“Nâzım Oratoryosu”nu(*) dinledim/seyrettim. Beste ve Genco Erkal’ın anlatımı benim bildiğim şiirlere yeni bir boyut kazandırdı, o şiirlerin zevkine daha geniş açıdan vardım.
Türlerin bileşiminden yeni estetik dünyaların doğduğuna inanırım. Hele müzik, beste o şiiri daha okunur, daha dinlenir kılar.
Bu bestenin mükemmelliği, icranın etkisinin yüksekliği nereden kaynaklanıyor?
Çünkü bu beste bir ısmarlama yapıt değildir. Gerek Fazıl Say gerek Genco Erkal, Nâzım’ı okumuş, Türk şiirindeki yerini bilen sanatçılardır.
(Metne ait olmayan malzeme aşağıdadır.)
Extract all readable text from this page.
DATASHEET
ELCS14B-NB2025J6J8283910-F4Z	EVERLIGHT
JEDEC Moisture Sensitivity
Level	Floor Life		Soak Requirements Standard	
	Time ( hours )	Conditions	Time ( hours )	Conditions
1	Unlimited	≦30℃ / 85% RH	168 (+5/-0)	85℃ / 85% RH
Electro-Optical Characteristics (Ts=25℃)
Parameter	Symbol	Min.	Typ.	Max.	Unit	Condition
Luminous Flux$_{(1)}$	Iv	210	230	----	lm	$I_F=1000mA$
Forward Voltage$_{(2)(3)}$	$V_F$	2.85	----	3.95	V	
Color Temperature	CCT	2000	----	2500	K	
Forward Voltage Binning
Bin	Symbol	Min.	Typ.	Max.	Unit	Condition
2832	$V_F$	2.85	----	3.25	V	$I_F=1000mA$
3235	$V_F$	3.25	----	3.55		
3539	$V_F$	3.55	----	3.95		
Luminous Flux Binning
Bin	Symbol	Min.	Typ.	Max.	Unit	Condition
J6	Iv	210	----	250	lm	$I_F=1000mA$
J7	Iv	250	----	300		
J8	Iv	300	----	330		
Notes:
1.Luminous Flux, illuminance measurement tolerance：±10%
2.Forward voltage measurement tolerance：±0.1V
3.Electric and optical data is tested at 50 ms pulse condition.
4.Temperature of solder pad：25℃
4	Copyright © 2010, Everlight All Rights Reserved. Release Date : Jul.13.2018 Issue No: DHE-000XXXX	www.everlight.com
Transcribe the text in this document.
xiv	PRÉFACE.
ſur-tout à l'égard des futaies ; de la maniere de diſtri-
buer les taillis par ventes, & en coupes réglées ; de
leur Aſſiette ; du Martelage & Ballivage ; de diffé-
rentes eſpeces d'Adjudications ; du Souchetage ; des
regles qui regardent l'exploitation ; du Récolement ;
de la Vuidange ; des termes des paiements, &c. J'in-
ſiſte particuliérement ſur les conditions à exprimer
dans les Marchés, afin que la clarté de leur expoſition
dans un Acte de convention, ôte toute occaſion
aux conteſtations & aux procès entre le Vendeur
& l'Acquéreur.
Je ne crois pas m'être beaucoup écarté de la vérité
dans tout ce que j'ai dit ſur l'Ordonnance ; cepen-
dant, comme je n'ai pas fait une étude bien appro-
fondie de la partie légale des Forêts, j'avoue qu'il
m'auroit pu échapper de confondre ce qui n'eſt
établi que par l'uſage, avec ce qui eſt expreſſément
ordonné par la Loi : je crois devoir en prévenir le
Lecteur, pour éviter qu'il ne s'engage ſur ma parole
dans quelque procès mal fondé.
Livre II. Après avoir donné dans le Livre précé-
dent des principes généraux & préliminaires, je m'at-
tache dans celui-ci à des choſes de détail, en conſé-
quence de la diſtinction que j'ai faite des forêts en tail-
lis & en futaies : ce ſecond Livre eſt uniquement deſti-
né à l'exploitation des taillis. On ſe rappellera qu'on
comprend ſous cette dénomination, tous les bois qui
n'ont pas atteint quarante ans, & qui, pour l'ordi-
Bilgi duyarlılıkla daha da derinleşiyor, bestecinin ve anlatıcının başarısı bu bilgiden doğuyor.
“Nâzım Oratoryosu”nun DVD’si çıktı, bugün onu alıp aletinize koyduğunuzda, müzikle sözün birleşiminden doğan olağanüstülüğü yaşarsınız.
Fazıl, şairlerin daha geniş kitlece bilinmesini, okunmasını sağladı. Yanan iki şairimizin, Metin Altıok’un, Behçet Aysan’ın şiirlerini de besteledi.